All this explains why the cable and DSL providers, having seen cellular carriers impose data caps as part of pricey data plans this summer, are confident they can do the same. But unlike cellular carriers, they can't claim scarcity, which exposes the caps as moneymaking schemes, both through higher rates via tiered plans and by steering customers to their services rather than those of competitors. The risk of the latter is much greater in the world of cable connections than in cellular ones.
Internet video will be the first victim
Cable and DSL carriers say their caps will be very high: several hundred gigabytes per month, though some are testing lower caps. Almost no one will be affected because, they claim, most people use a couple dozen gigabytes or less.
That's the same argument the cellular carriers made, and we'll see a similar result. There's a big shift under way as users get more video over the Internet rather than though standard TV channels. Premium channels such as Showtime and HBO have limited their shows' availability in the rental market (physical and streamed) to stem the loss of subscribers, but that's the tip of the iceberg.

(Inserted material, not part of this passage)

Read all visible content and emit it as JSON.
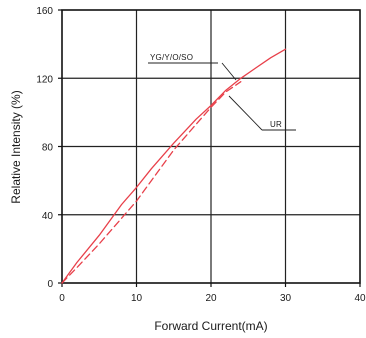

Within a decade, people might get most of their video content from the Internet rather than watch traditional TV. When that happens, the cable and DSL carriers stand to lose billions of cable TV fees as households drop their "triple play" services to Internet-only. The phone portion of the triplet is also migrating fast to cellphones, and calling in general is shrinking as people send texts and email instead.
That's why Verizon Wireless and AT&T now charge a "network access" fee instead of a calling fee -- they know call volume is going down, and people have been dropping their minutes. The solution: End the notion of minutes and charge a flat fee whether you call or not. You can easily predict the same pattern in the cable and DSL industry (the main DSL providers offer TV services).